How I wish that it was something so plain and simple as signing a piece of paper! Or something so concrete and definite as taking up arms. Something that we could commit ourselves to in a single, fateful act. And yet we know that it is not one act that will do it. What is needed now is certainly not a reaction, and it is certainly not violence that will carry this day to victory. And yet there is an act that is every bit the proclamation that the Declaration of Independence was. That is every bit as loud as that Declaration.

In American history, Paul Revere is renowned. “One if by land, two if by sea” goes the epic line of the poet—a reference to lanterns that were to be shone from the tower of the Old North Church, telling which way the British were marching to capture Sam Adams and John Hancock, and seize American ammunition supplies. There were two lanterns hoisted. It was by water, as it turned out. At the same time, Paul Revere went on his famed midnight ride. What followed was the Battle of Concord and what Ralph Waldo Emerson called “The shot heard round the world” in 1775.

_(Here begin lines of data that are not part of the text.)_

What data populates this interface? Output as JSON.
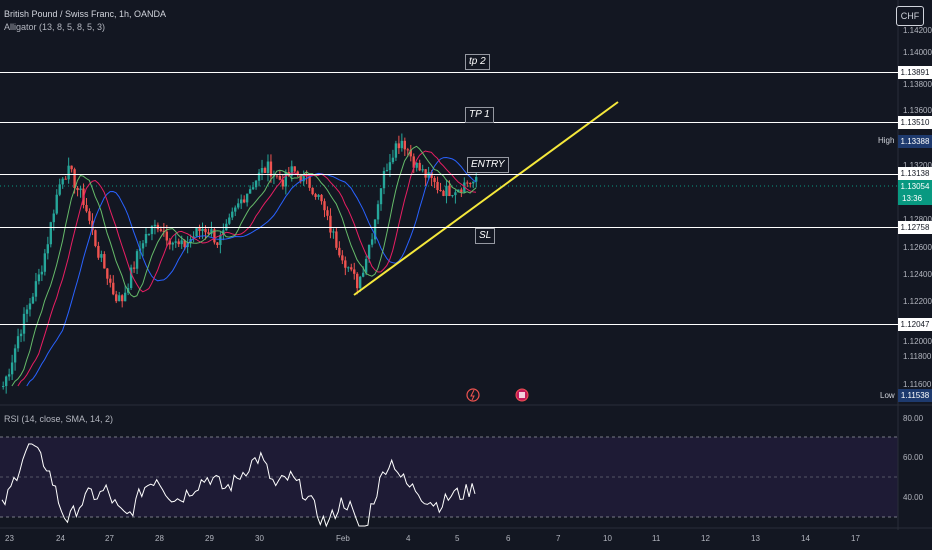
{
  "chart": {
    "title": "British Pound / Swiss Franc, 1h, OANDA",
    "indicator": "Alligator (13, 8, 5, 8, 5, 3)",
    "currency": "CHF"
  },
  "price_axis": {
    "ticks": [
      "1.14200",
      "1.14000",
      "1.13800",
      "1.13600",
      "1.13400",
      "1.13200",
      "1.13000",
      "1.12800",
      "1.12600",
      "1.12400",
      "1.12200",
      "1.12000",
      "1.11800",
      "1.11600"
    ],
    "labels": {
      "tp2": "1.13891",
      "tp1": "1.13510",
      "high_tag": "High",
      "high": "1.13388",
      "entry": "1.13138",
      "last": "1.13054",
      "countdown": "13:36",
      "sl": "1.12758",
      "bottom": "1.12047",
      "low_tag": "Low",
      "low": "1.11538"
    }
  },
  "annotations": {
    "tp2": "tp 2",
    "tp1": "TP 1",
    "entry": "ENTRY",
    "sl": "SL"
  },
  "rsi": {
    "title": "RSI (14, close, SMA, 14, 2)",
    "ticks": [
      "80.00",
      "60.00",
      "40.00"
    ]
  },
  "time_axis": [
    "23",
    "24",
    "27",
    "28",
    "29",
    "30",
    "Feb",
    "4",
    "5",
    "6",
    "7",
    "10",
    "11",
    "12",
    "13",
    "14",
    "17"
  ],
  "colors": {
    "background": "#131722",
    "up": "#26a69a",
    "down": "#ef5350",
    "trendline": "#f5e83b",
    "jaw": "#2962ff",
    "teeth": "#e91e63",
    "lips": "#66bb6a",
    "rsi_line": "#ffffff",
    "rsi_band": "#1e1b35",
    "last_price": "#089981"
  },
  "chart_data": {
    "type": "candlestick",
    "title": "British Pound / Swiss Franc, 1h, OANDA",
    "ylim": [
      1.115,
      1.143
    ],
    "levels": {
      "tp2": 1.13891,
      "tp1": 1.1351,
      "entry": 1.13138,
      "sl": 1.12758,
      "support": 1.12047
    },
    "close_path": [
      1.116,
      1.1175,
      1.1195,
      1.121,
      1.1225,
      1.124,
      1.1262,
      1.129,
      1.131,
      1.1312,
      1.13,
      1.129,
      1.127,
      1.1252,
      1.124,
      1.1225,
      1.122,
      1.1235,
      1.125,
      1.1265,
      1.127,
      1.1275,
      1.1268,
      1.1262,
      1.1258,
      1.1262,
      1.1268,
      1.1272,
      1.127,
      1.1262,
      1.1268,
      1.128,
      1.129,
      1.1298,
      1.1305,
      1.1312,
      1.1315,
      1.1308,
      1.1305,
      1.1312,
      1.131,
      1.1305,
      1.13,
      1.129,
      1.1275,
      1.1262,
      1.1252,
      1.124,
      1.1232,
      1.125,
      1.127,
      1.13,
      1.1318,
      1.133,
      1.1335,
      1.1325,
      1.1315,
      1.131,
      1.1305,
      1.13,
      1.1298,
      1.13,
      1.1302,
      1.1305,
      1.1304
    ],
    "rsi_range": [
      30,
      85
    ],
    "rsi_path": [
      45,
      52,
      62,
      72,
      76,
      70,
      66,
      56,
      44,
      38,
      44,
      48,
      52,
      50,
      54,
      48,
      42,
      40,
      46,
      54,
      57,
      60,
      54,
      50,
      49,
      52,
      55,
      58,
      60,
      58,
      54,
      56,
      60,
      64,
      68,
      70,
      62,
      55,
      58,
      60,
      56,
      52,
      46,
      40,
      36,
      42,
      48,
      46,
      36,
      32,
      46,
      56,
      66,
      68,
      60,
      55,
      54,
      50,
      48,
      46,
      48,
      52,
      51,
      53,
      55
    ]
  }
}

What lanterns are to be held in our church towers? What is the bell that we have to ring, to peal out, on this day? It’s a call to sanity and integrity. It’s a call to humility. It’s a call to surrender to the highest love and the highest vibration that has been introduced into the consciousness of humankind. It’s a call to every man, woman and child to tune in to that vibration—to hear it, however small the voice might seem to be; to heed it, to allow it to become louder in our awareness, to let it guide us to disown the culture of the day as ruling who we are as a human being and dictating to us what is right.

Within the vibration of the bell is the vibration of all of humankind and all of Creation. Here is the vibration that contains the spiritual DNA for a new human culture and for the world in which we live. And so, this is our answer, and everything relies on it. Everything relies on this answer. It seems like nothing. It seems more powerful to react, to decry what’s happening in the world, or to look the other way and just try to find your own little path to some kind of human happiness.

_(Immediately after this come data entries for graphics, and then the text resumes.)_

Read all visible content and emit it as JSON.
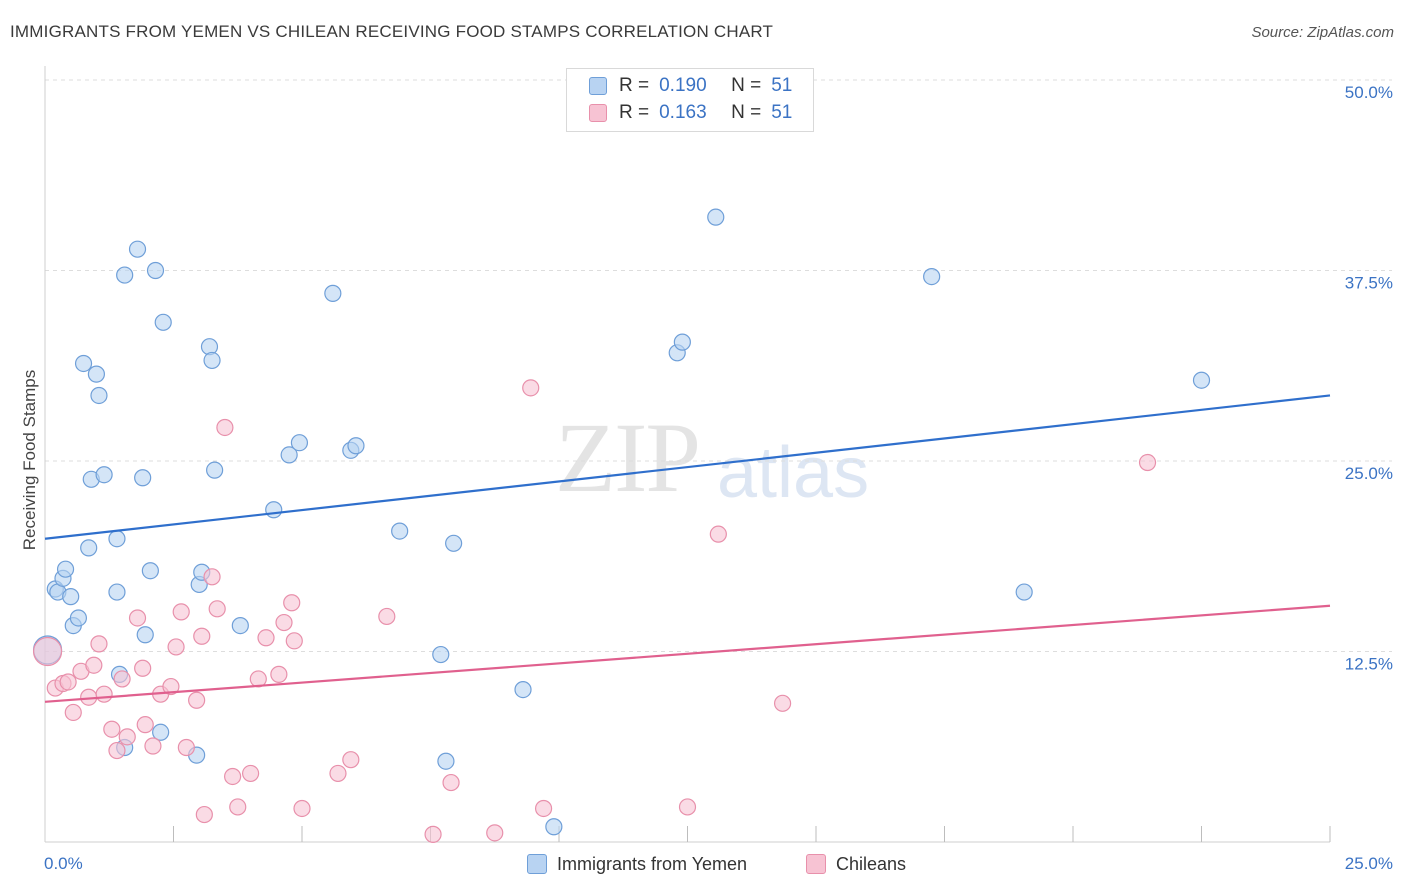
{
  "title": "IMMIGRANTS FROM YEMEN VS CHILEAN RECEIVING FOOD STAMPS CORRELATION CHART",
  "source": "Source: ZipAtlas.com",
  "watermark": {
    "zip": "ZIP",
    "atlas": "atlas"
  },
  "colors": {
    "blue_fill": "#b8d3f2",
    "blue_stroke": "#6f9fd8",
    "blue_line": "#2f6fcc",
    "pink_fill": "#f7c3d3",
    "pink_stroke": "#e890ab",
    "pink_line": "#e0608e",
    "tick_text": "#3b73c4",
    "grid": "#dddddd"
  },
  "legend_top": [
    {
      "r_label": "R =",
      "r_value": "0.190",
      "n_label": "N =",
      "n_value": "51"
    },
    {
      "r_label": "R =",
      "r_value": "0.163",
      "n_label": "N =",
      "n_value": "51"
    }
  ],
  "legend_bottom": [
    "Immigrants from Yemen",
    "Chileans"
  ],
  "chart_data": {
    "type": "scatter",
    "title": "IMMIGRANTS FROM YEMEN VS CHILEAN RECEIVING FOOD STAMPS CORRELATION CHART",
    "xlabel": "",
    "ylabel": "Receiving Food Stamps",
    "xlim": [
      0,
      25
    ],
    "ylim": [
      0,
      50
    ],
    "x_tick_labels": [
      {
        "value": 0,
        "label": "0.0%"
      },
      {
        "value": 25,
        "label": "25.0%"
      }
    ],
    "y_tick_labels": [
      {
        "value": 12.5,
        "label": "12.5%"
      },
      {
        "value": 25,
        "label": "25.0%"
      },
      {
        "value": 37.5,
        "label": "37.5%"
      },
      {
        "value": 50,
        "label": "50.0%"
      }
    ],
    "grid": true,
    "legend_position": "top-center",
    "series": [
      {
        "name": "Immigrants from Yemen",
        "r": 0.19,
        "n": 51,
        "trend": {
          "x": [
            0,
            25
          ],
          "y": [
            19.9,
            29.3
          ]
        },
        "points": [
          [
            0.05,
            12.6
          ],
          [
            0.2,
            16.6
          ],
          [
            0.25,
            16.4
          ],
          [
            0.35,
            17.3
          ],
          [
            0.4,
            17.9
          ],
          [
            0.5,
            16.1
          ],
          [
            0.55,
            14.2
          ],
          [
            0.65,
            14.7
          ],
          [
            0.75,
            31.4
          ],
          [
            0.85,
            19.3
          ],
          [
            0.9,
            23.8
          ],
          [
            1.0,
            30.7
          ],
          [
            1.05,
            29.3
          ],
          [
            1.15,
            24.1
          ],
          [
            1.4,
            16.4
          ],
          [
            1.4,
            19.9
          ],
          [
            1.45,
            11.0
          ],
          [
            1.55,
            6.2
          ],
          [
            1.55,
            37.2
          ],
          [
            1.8,
            38.9
          ],
          [
            1.9,
            23.9
          ],
          [
            1.95,
            13.6
          ],
          [
            2.05,
            17.8
          ],
          [
            2.15,
            37.5
          ],
          [
            2.25,
            7.2
          ],
          [
            2.3,
            34.1
          ],
          [
            2.95,
            5.7
          ],
          [
            3.0,
            16.9
          ],
          [
            3.05,
            17.7
          ],
          [
            3.2,
            32.5
          ],
          [
            3.25,
            31.6
          ],
          [
            3.3,
            24.4
          ],
          [
            3.8,
            14.2
          ],
          [
            4.45,
            21.8
          ],
          [
            4.75,
            25.4
          ],
          [
            4.95,
            26.2
          ],
          [
            5.6,
            36.0
          ],
          [
            5.95,
            25.7
          ],
          [
            6.05,
            26.0
          ],
          [
            6.9,
            20.4
          ],
          [
            7.7,
            12.3
          ],
          [
            7.8,
            5.3
          ],
          [
            7.95,
            19.6
          ],
          [
            9.3,
            10.0
          ],
          [
            9.9,
            1.0
          ],
          [
            12.3,
            32.1
          ],
          [
            12.4,
            32.8
          ],
          [
            13.05,
            41.0
          ],
          [
            17.25,
            37.1
          ],
          [
            19.05,
            16.4
          ],
          [
            22.5,
            30.3
          ]
        ]
      },
      {
        "name": "Chileans",
        "r": 0.163,
        "n": 51,
        "trend": {
          "x": [
            0,
            25
          ],
          "y": [
            9.2,
            15.5
          ]
        },
        "points": [
          [
            0.05,
            12.5
          ],
          [
            0.2,
            10.1
          ],
          [
            0.35,
            10.4
          ],
          [
            0.45,
            10.5
          ],
          [
            0.55,
            8.5
          ],
          [
            0.7,
            11.2
          ],
          [
            0.85,
            9.5
          ],
          [
            0.95,
            11.6
          ],
          [
            1.05,
            13.0
          ],
          [
            1.15,
            9.7
          ],
          [
            1.3,
            7.4
          ],
          [
            1.4,
            6.0
          ],
          [
            1.5,
            10.7
          ],
          [
            1.6,
            6.9
          ],
          [
            1.8,
            14.7
          ],
          [
            1.9,
            11.4
          ],
          [
            1.95,
            7.7
          ],
          [
            2.1,
            6.3
          ],
          [
            2.25,
            9.7
          ],
          [
            2.45,
            10.2
          ],
          [
            2.55,
            12.8
          ],
          [
            2.65,
            15.1
          ],
          [
            2.75,
            6.2
          ],
          [
            2.95,
            9.3
          ],
          [
            3.05,
            13.5
          ],
          [
            3.1,
            1.8
          ],
          [
            3.25,
            17.4
          ],
          [
            3.35,
            15.3
          ],
          [
            3.5,
            27.2
          ],
          [
            3.65,
            4.3
          ],
          [
            3.75,
            2.3
          ],
          [
            4.0,
            4.5
          ],
          [
            4.15,
            10.7
          ],
          [
            4.3,
            13.4
          ],
          [
            4.55,
            11.0
          ],
          [
            4.65,
            14.4
          ],
          [
            4.8,
            15.7
          ],
          [
            4.85,
            13.2
          ],
          [
            5.0,
            2.2
          ],
          [
            5.7,
            4.5
          ],
          [
            5.95,
            5.4
          ],
          [
            6.65,
            14.8
          ],
          [
            7.55,
            0.5
          ],
          [
            7.9,
            3.9
          ],
          [
            8.75,
            0.6
          ],
          [
            9.7,
            2.2
          ],
          [
            9.45,
            29.8
          ],
          [
            12.5,
            2.3
          ],
          [
            13.1,
            20.2
          ],
          [
            14.35,
            9.1
          ],
          [
            21.45,
            24.9
          ]
        ]
      }
    ]
  }
}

The urgency of today is no less than in 1776 in this country. It is no less than February 11, 1990, when Nelson Mandela left prison and set a nation free. It is no less than the time of the Magna Carta in 1215, and no less than the time of any movement for freedom anywhere. It is greater because this time it is global.

This is a call for reverence for life, the life that is in the vibration, that is the life of humankind and the life of Planet Earth.

This is our answer. Hold the lantern high. Let this bell ring!